The majority of small businesses (62%) have been subject to late or frozen payments in the wake of the COVID-19 outbreak, according to FSB’s latest study of more than 4,000 firms.
Its new report, ‘Late Again: how the coronavirus pandemic is impacting payment terms for small firms’, shows that only one in ten (10%) small businesses have agreed changes to payment terms with clients, meaning the vast majority of this fresh wave of poor practice has not been formally signed-off by creditors or debtors.
The study shows that – despite concerted efforts by government at all levels to improve procurement practices, efforts that were accelerated following Carillion’s collapse – there is no discernible difference in late payment activity between public and private sector supply chains.

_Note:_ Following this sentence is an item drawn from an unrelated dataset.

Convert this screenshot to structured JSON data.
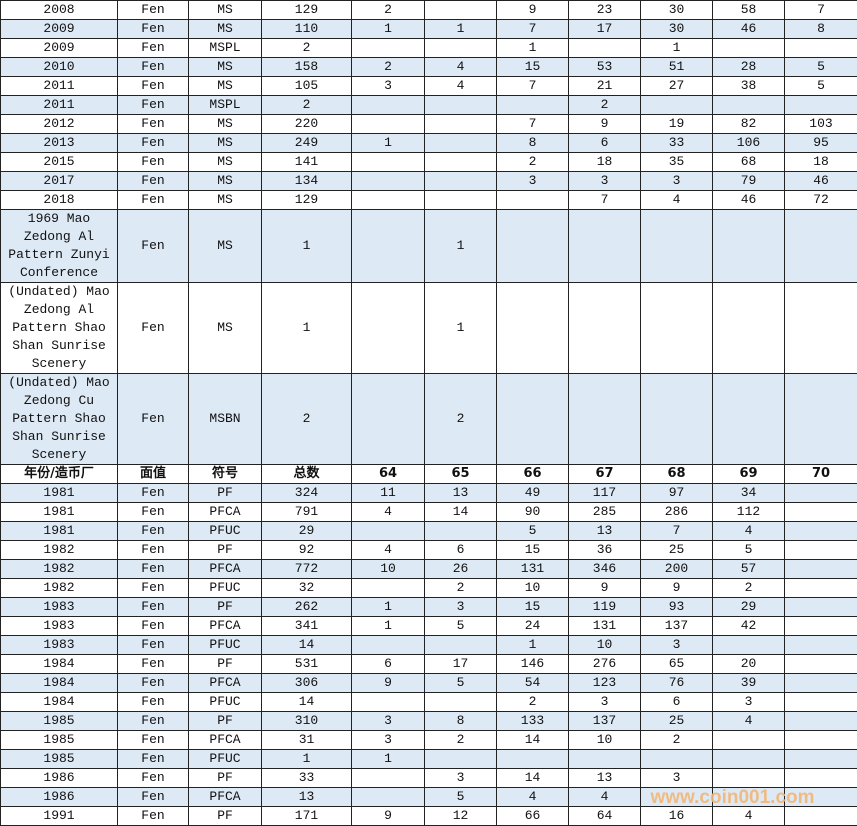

Around two thirds (65%) of small businesses that supply to other businesses have suffered late or frozen payments. An almost identical number (63%) of firms in public sector supply chains have experienced the same treatment. Small firms in the wholesale (71%), legal and accounting (62%) and advertising and marketing sectors (62%) have been hardest hit in this regard.

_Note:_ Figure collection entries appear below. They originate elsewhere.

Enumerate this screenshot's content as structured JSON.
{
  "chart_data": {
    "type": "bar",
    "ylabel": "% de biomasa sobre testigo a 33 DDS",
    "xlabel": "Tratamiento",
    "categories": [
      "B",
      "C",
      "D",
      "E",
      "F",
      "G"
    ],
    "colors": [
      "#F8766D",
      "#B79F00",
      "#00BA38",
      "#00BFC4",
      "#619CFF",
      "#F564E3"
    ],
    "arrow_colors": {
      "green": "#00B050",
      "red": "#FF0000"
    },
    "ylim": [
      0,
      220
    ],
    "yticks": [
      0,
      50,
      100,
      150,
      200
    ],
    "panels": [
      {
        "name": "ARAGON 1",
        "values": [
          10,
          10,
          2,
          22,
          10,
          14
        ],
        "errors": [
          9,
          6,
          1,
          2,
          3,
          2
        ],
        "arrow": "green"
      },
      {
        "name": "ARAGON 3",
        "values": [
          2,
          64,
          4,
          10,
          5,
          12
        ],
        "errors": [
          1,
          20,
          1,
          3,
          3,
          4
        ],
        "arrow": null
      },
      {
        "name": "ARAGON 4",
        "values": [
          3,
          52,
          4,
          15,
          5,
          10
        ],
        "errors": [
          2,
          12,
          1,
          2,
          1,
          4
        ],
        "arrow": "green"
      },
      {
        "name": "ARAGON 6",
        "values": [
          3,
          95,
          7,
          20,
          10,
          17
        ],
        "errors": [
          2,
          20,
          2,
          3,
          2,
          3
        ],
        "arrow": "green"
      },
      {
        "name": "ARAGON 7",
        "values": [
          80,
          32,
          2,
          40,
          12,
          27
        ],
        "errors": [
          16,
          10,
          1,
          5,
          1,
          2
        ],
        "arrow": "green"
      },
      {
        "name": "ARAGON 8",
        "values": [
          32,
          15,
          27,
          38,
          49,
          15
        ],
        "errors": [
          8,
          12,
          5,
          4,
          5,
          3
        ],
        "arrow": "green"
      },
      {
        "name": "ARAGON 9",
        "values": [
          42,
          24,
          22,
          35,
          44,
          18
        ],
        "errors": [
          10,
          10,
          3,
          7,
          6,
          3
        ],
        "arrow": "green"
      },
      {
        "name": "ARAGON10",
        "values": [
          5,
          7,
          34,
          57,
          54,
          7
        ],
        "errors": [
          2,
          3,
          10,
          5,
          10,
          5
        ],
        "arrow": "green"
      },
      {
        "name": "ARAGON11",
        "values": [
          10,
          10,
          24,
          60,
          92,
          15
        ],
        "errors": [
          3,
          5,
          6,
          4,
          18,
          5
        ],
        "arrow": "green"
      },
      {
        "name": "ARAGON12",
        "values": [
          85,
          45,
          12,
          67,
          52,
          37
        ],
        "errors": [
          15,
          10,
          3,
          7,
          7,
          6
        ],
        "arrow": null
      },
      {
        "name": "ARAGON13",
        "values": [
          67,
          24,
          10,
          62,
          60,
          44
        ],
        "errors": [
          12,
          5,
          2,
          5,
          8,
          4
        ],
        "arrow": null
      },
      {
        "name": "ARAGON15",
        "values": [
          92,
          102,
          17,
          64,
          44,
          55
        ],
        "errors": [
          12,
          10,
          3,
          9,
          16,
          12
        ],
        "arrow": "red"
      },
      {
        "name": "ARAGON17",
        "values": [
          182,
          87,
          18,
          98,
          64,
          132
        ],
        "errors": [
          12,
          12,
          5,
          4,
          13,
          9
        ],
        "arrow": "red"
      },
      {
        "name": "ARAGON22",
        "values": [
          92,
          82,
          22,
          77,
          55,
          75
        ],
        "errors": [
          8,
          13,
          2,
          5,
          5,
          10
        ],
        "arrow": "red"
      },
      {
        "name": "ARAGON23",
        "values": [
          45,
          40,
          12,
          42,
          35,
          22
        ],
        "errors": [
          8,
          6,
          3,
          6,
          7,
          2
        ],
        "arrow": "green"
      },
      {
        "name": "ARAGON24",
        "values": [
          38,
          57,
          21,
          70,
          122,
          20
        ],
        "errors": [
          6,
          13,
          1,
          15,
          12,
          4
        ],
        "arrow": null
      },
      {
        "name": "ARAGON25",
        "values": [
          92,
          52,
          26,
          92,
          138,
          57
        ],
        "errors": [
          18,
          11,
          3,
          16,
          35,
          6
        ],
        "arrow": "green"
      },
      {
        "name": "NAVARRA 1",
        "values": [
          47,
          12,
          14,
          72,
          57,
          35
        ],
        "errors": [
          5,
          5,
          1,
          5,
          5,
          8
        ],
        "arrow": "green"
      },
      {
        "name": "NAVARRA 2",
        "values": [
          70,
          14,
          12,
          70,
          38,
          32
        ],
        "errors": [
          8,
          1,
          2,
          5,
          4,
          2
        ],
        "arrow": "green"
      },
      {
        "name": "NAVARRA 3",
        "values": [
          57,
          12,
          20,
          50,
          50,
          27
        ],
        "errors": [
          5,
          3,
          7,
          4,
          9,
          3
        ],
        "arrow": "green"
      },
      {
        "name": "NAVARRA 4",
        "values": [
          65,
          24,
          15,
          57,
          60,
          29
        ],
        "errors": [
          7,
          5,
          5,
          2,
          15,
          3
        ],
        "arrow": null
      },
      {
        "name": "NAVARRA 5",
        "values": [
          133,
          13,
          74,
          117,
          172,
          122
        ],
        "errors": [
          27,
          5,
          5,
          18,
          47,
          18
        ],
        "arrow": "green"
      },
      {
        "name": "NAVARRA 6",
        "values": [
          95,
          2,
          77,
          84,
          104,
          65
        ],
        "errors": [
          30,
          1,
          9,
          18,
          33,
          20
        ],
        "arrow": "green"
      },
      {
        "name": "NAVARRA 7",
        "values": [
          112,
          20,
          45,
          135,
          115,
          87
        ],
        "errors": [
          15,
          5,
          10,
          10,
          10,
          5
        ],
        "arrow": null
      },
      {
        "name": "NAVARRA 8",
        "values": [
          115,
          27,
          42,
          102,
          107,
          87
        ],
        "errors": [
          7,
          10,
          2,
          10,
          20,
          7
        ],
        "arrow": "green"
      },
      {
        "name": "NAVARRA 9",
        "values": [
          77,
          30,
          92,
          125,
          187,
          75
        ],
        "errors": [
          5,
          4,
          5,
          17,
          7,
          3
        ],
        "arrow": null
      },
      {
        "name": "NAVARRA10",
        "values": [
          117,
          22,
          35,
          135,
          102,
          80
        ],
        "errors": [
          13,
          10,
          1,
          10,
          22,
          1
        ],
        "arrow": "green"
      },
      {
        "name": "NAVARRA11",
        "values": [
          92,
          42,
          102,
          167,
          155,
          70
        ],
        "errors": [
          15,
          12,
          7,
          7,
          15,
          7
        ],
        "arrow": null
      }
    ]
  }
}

The latest Pay.UK data show that the sum of late payments due across the country rose 80% to £23.4bn at the end of last year.
Speaking in the Lords on behalf of the Government last week, Baroness Bloomfield stated: “I accept that publishing reform proposals is taking longer than originally hoped… as soon as we can we will address this issue at pace.” The Government originally put forward a raft of late payment reforms in June 2019.

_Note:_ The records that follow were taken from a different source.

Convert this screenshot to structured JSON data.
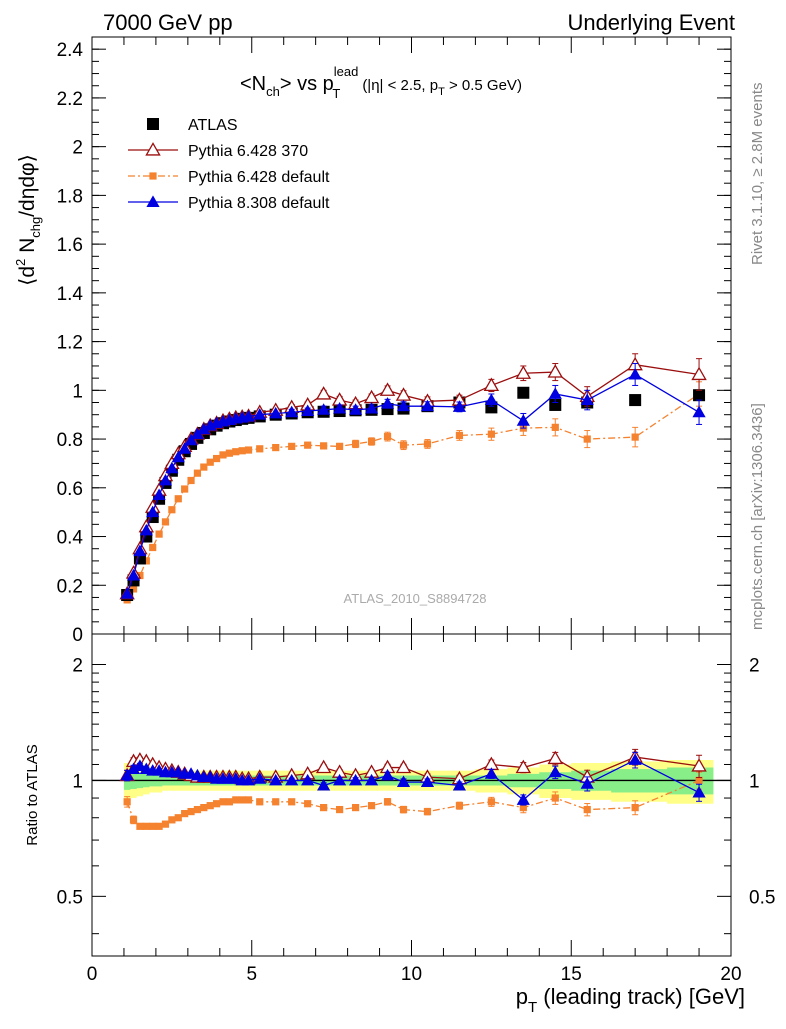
{
  "header": {
    "left": "7000 GeV pp",
    "right": "Underlying Event"
  },
  "side_labels": {
    "rivet": "Rivet 3.1.10, ≥ 2.8M events",
    "mcplots": "mcplots.cern.ch [arXiv:1306.3436]"
  },
  "watermark": "ATLAS_2010_S8894728",
  "title_parts": {
    "lt": "<N",
    "sub1": "ch",
    "mid": "> vs p",
    "sup": "lead",
    "sub2": "T",
    "paren": "(|η| < 2.5, p",
    "sub3": "T",
    "tail": " > 0.5 GeV)"
  },
  "ylabel_parts": {
    "a": "⟨d",
    "b": "2",
    "c": " N",
    "d": "chg",
    "e": "/dηdφ⟩"
  },
  "ratio_ylabel": "Ratio to ATLAS",
  "xlabel_parts": {
    "p": "p",
    "sub": "T",
    "rest": " (leading track) [GeV]"
  },
  "colors": {
    "atlas": "#000000",
    "p6_370": "#9b0e0e",
    "p6_default": "#f5822f",
    "p8_default": "#0000e0",
    "band_yellow": "#ffff88",
    "band_green": "#88ee88"
  },
  "chart_data": [
    {
      "type": "scatter",
      "panel": "main",
      "xlim": [
        0,
        20
      ],
      "ylim": [
        0,
        2.45
      ],
      "yticks": [
        "0",
        "0.2",
        "0.4",
        "0.6",
        "0.8",
        "1",
        "1.2",
        "1.4",
        "1.6",
        "1.8",
        "2",
        "2.2",
        "2.4"
      ],
      "xticks": [
        "0",
        "5",
        "10",
        "15",
        "20"
      ],
      "legend_position": "top-left",
      "x": [
        1.1,
        1.3,
        1.5,
        1.7,
        1.9,
        2.1,
        2.3,
        2.5,
        2.7,
        2.9,
        3.1,
        3.3,
        3.5,
        3.7,
        3.9,
        4.1,
        4.3,
        4.5,
        4.7,
        4.9,
        5.25,
        5.75,
        6.25,
        6.75,
        7.25,
        7.75,
        8.25,
        8.75,
        9.25,
        9.75,
        10.5,
        11.5,
        12.5,
        13.5,
        14.5,
        15.5,
        17.0,
        19.0
      ],
      "series": [
        {
          "name": "ATLAS",
          "marker": "square",
          "values": [
            0.16,
            0.22,
            0.31,
            0.4,
            0.48,
            0.555,
            0.62,
            0.67,
            0.715,
            0.75,
            0.78,
            0.805,
            0.825,
            0.84,
            0.855,
            0.865,
            0.872,
            0.878,
            0.883,
            0.887,
            0.893,
            0.9,
            0.905,
            0.91,
            0.912,
            0.915,
            0.918,
            0.92,
            0.923,
            0.925,
            0.935,
            0.95,
            0.93,
            0.99,
            0.94,
            0.95,
            0.96,
            0.98
          ],
          "errors": [
            0.005,
            0.005,
            0.005,
            0.005,
            0.005,
            0.005,
            0.005,
            0.005,
            0.005,
            0.005,
            0.005,
            0.005,
            0.005,
            0.005,
            0.005,
            0.005,
            0.005,
            0.005,
            0.005,
            0.005,
            0.005,
            0.005,
            0.005,
            0.005,
            0.005,
            0.005,
            0.005,
            0.005,
            0.006,
            0.006,
            0.008,
            0.01,
            0.012,
            0.015,
            0.02,
            0.025,
            0.03,
            0.04
          ]
        },
        {
          "name": "Pythia 6.428 370",
          "marker": "triangle-open",
          "values": [
            0.165,
            0.25,
            0.35,
            0.44,
            0.52,
            0.59,
            0.65,
            0.7,
            0.74,
            0.77,
            0.8,
            0.82,
            0.84,
            0.855,
            0.865,
            0.875,
            0.882,
            0.888,
            0.891,
            0.894,
            0.91,
            0.918,
            0.93,
            0.94,
            0.985,
            0.96,
            0.945,
            0.97,
            1.0,
            0.98,
            0.955,
            0.96,
            1.02,
            1.07,
            1.075,
            0.975,
            1.105,
            1.065
          ],
          "errors": [
            0.005,
            0.005,
            0.005,
            0.005,
            0.005,
            0.005,
            0.005,
            0.005,
            0.005,
            0.005,
            0.005,
            0.005,
            0.005,
            0.005,
            0.005,
            0.005,
            0.005,
            0.005,
            0.005,
            0.005,
            0.01,
            0.01,
            0.012,
            0.012,
            0.015,
            0.015,
            0.015,
            0.015,
            0.018,
            0.018,
            0.018,
            0.02,
            0.025,
            0.03,
            0.035,
            0.04,
            0.045,
            0.065
          ]
        },
        {
          "name": "Pythia 6.428 default",
          "marker": "square-small",
          "values": [
            0.14,
            0.185,
            0.24,
            0.3,
            0.355,
            0.41,
            0.46,
            0.51,
            0.555,
            0.595,
            0.63,
            0.66,
            0.685,
            0.705,
            0.72,
            0.735,
            0.742,
            0.748,
            0.752,
            0.755,
            0.76,
            0.765,
            0.77,
            0.775,
            0.772,
            0.77,
            0.78,
            0.79,
            0.81,
            0.775,
            0.78,
            0.815,
            0.82,
            0.845,
            0.848,
            0.8,
            0.808,
            0.985
          ],
          "errors": [
            0.005,
            0.005,
            0.005,
            0.005,
            0.005,
            0.005,
            0.005,
            0.005,
            0.005,
            0.005,
            0.005,
            0.005,
            0.005,
            0.005,
            0.005,
            0.005,
            0.005,
            0.005,
            0.005,
            0.005,
            0.008,
            0.008,
            0.01,
            0.01,
            0.012,
            0.012,
            0.015,
            0.015,
            0.018,
            0.018,
            0.018,
            0.02,
            0.025,
            0.03,
            0.035,
            0.035,
            0.04,
            0.05
          ]
        },
        {
          "name": "Pythia 8.308 default",
          "marker": "triangle-filled",
          "values": [
            0.165,
            0.24,
            0.34,
            0.425,
            0.5,
            0.57,
            0.63,
            0.68,
            0.725,
            0.76,
            0.795,
            0.82,
            0.84,
            0.855,
            0.865,
            0.872,
            0.878,
            0.884,
            0.888,
            0.892,
            0.9,
            0.905,
            0.91,
            0.915,
            0.92,
            0.925,
            0.92,
            0.925,
            0.945,
            0.935,
            0.935,
            0.932,
            0.96,
            0.875,
            0.985,
            0.96,
            1.065,
            0.91
          ],
          "errors": [
            0.005,
            0.005,
            0.005,
            0.005,
            0.005,
            0.005,
            0.005,
            0.005,
            0.005,
            0.005,
            0.005,
            0.005,
            0.005,
            0.005,
            0.005,
            0.005,
            0.005,
            0.005,
            0.005,
            0.005,
            0.01,
            0.01,
            0.012,
            0.012,
            0.015,
            0.015,
            0.015,
            0.015,
            0.018,
            0.018,
            0.018,
            0.02,
            0.025,
            0.03,
            0.035,
            0.04,
            0.045,
            0.05
          ]
        }
      ]
    },
    {
      "type": "scatter",
      "panel": "ratio",
      "scale": "log",
      "xlim": [
        0,
        20
      ],
      "ylim": [
        0.35,
        2.4
      ],
      "yticks": [
        "0.5",
        "1",
        "2"
      ],
      "xticks": [
        "0",
        "5",
        "10",
        "15",
        "20"
      ],
      "ylabel": "Ratio to ATLAS",
      "x": [
        1.1,
        1.3,
        1.5,
        1.7,
        1.9,
        2.1,
        2.3,
        2.5,
        2.7,
        2.9,
        3.1,
        3.3,
        3.5,
        3.7,
        3.9,
        4.1,
        4.3,
        4.5,
        4.7,
        4.9,
        5.25,
        5.75,
        6.25,
        6.75,
        7.25,
        7.75,
        8.25,
        8.75,
        9.25,
        9.75,
        10.5,
        11.5,
        12.5,
        13.5,
        14.5,
        15.5,
        17.0,
        19.0
      ],
      "band_green": [
        0.055,
        0.05,
        0.045,
        0.04,
        0.035,
        0.035,
        0.03,
        0.03,
        0.03,
        0.03,
        0.03,
        0.03,
        0.03,
        0.03,
        0.03,
        0.03,
        0.03,
        0.03,
        0.03,
        0.03,
        0.03,
        0.03,
        0.03,
        0.03,
        0.03,
        0.03,
        0.03,
        0.03,
        0.03,
        0.03,
        0.03,
        0.03,
        0.03,
        0.04,
        0.05,
        0.06,
        0.07,
        0.08
      ],
      "band_yellow": [
        0.11,
        0.1,
        0.09,
        0.08,
        0.07,
        0.07,
        0.06,
        0.06,
        0.06,
        0.06,
        0.06,
        0.06,
        0.06,
        0.06,
        0.06,
        0.06,
        0.06,
        0.06,
        0.06,
        0.06,
        0.06,
        0.06,
        0.06,
        0.06,
        0.06,
        0.06,
        0.06,
        0.06,
        0.06,
        0.06,
        0.06,
        0.06,
        0.07,
        0.08,
        0.1,
        0.11,
        0.12,
        0.13
      ],
      "series": [
        {
          "name": "Pythia 6.428 370",
          "values": [
            1.03,
            1.12,
            1.13,
            1.12,
            1.1,
            1.08,
            1.07,
            1.06,
            1.05,
            1.04,
            1.03,
            1.02,
            1.02,
            1.02,
            1.02,
            1.02,
            1.02,
            1.02,
            1.01,
            1.01,
            1.02,
            1.02,
            1.03,
            1.04,
            1.08,
            1.05,
            1.03,
            1.05,
            1.08,
            1.08,
            1.02,
            1.01,
            1.1,
            1.08,
            1.14,
            1.02,
            1.15,
            1.09
          ]
        },
        {
          "name": "Pythia 6.428 default",
          "values": [
            0.88,
            0.79,
            0.76,
            0.76,
            0.76,
            0.76,
            0.77,
            0.79,
            0.8,
            0.82,
            0.83,
            0.84,
            0.85,
            0.86,
            0.87,
            0.88,
            0.88,
            0.89,
            0.89,
            0.89,
            0.88,
            0.88,
            0.88,
            0.87,
            0.85,
            0.84,
            0.85,
            0.86,
            0.88,
            0.84,
            0.83,
            0.86,
            0.88,
            0.85,
            0.9,
            0.84,
            0.85,
            1.0
          ]
        },
        {
          "name": "Pythia 8.308 default",
          "values": [
            1.03,
            1.07,
            1.09,
            1.07,
            1.06,
            1.06,
            1.05,
            1.05,
            1.05,
            1.04,
            1.04,
            1.03,
            1.02,
            1.02,
            1.01,
            1.01,
            1.01,
            1.01,
            1.0,
            1.0,
            1.01,
            1.0,
            1.0,
            1.0,
            0.97,
            1.0,
            1.0,
            1.0,
            1.03,
            0.99,
            0.99,
            0.97,
            1.04,
            0.89,
            1.05,
            0.98,
            1.13,
            0.93
          ]
        }
      ]
    }
  ]
}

In the study, FSB calls on policymakers to:
– Make any big corporation that receives state or Bank of England-backed finance to help it through the current recession sign a supplier charter committing it to payment of small firms within 30 days without exception, while working with the BoE to shore-up supply chain finance and ensure said finance is used to pay small businesses swiftly.
– Give the Small Business Commissioner additional powers to investigate and fine repeat late payment offenders and make 30 days the standard definition of prompt payment as set out in the Prompt Payment Code.
– Establish a centralised relief pot for small firms within government supply chains that have seen payments frozen and, over the long-term, work to ensure 95 per cent of public sector invoices are paid within 30 days.
– Only hand work to Tier 1 contractors if bidders can demonstrate full compliance with the Prompt Payment Code or, failing that, establish Project Bank Accounts.
– Amend Financial Reporting Council guidance or legislate to force Audit Committees to appoint a dedicated non-executive director with responsibility for reporting on payment practices within annual reports.
FSB National Chairman Mike Cherry said: “Before the COVID-19 outbreak struck, many small firms were already under immense financial pressure because of late payments.
“With cashflow drying up as the lockdown took hold, this situation has worsened. Sadly, some unscrupulous corporations are trying to inoculate themselves from the impacts of COVID-19 by withholding payments, or even freezing them, at the expense of small businesses.
“Cash is still very much king for small firms, and withholding it has pushed many to the brink at a time when they’re at their most vulnerable. Our endemic culture of treating small businesses as free credit lines against their will must be brought to an end.
“Worryingly, this behaviour isn’t just confined to the private sector: late payment is equally prevalent within government supply chains.
“If the small firms that make-up 99% of our business community are to play the fundamental role we need them to in ending this recession, this behaviour must stop. The Government promised to act a year ago. Time is running out – we need to see delivery.”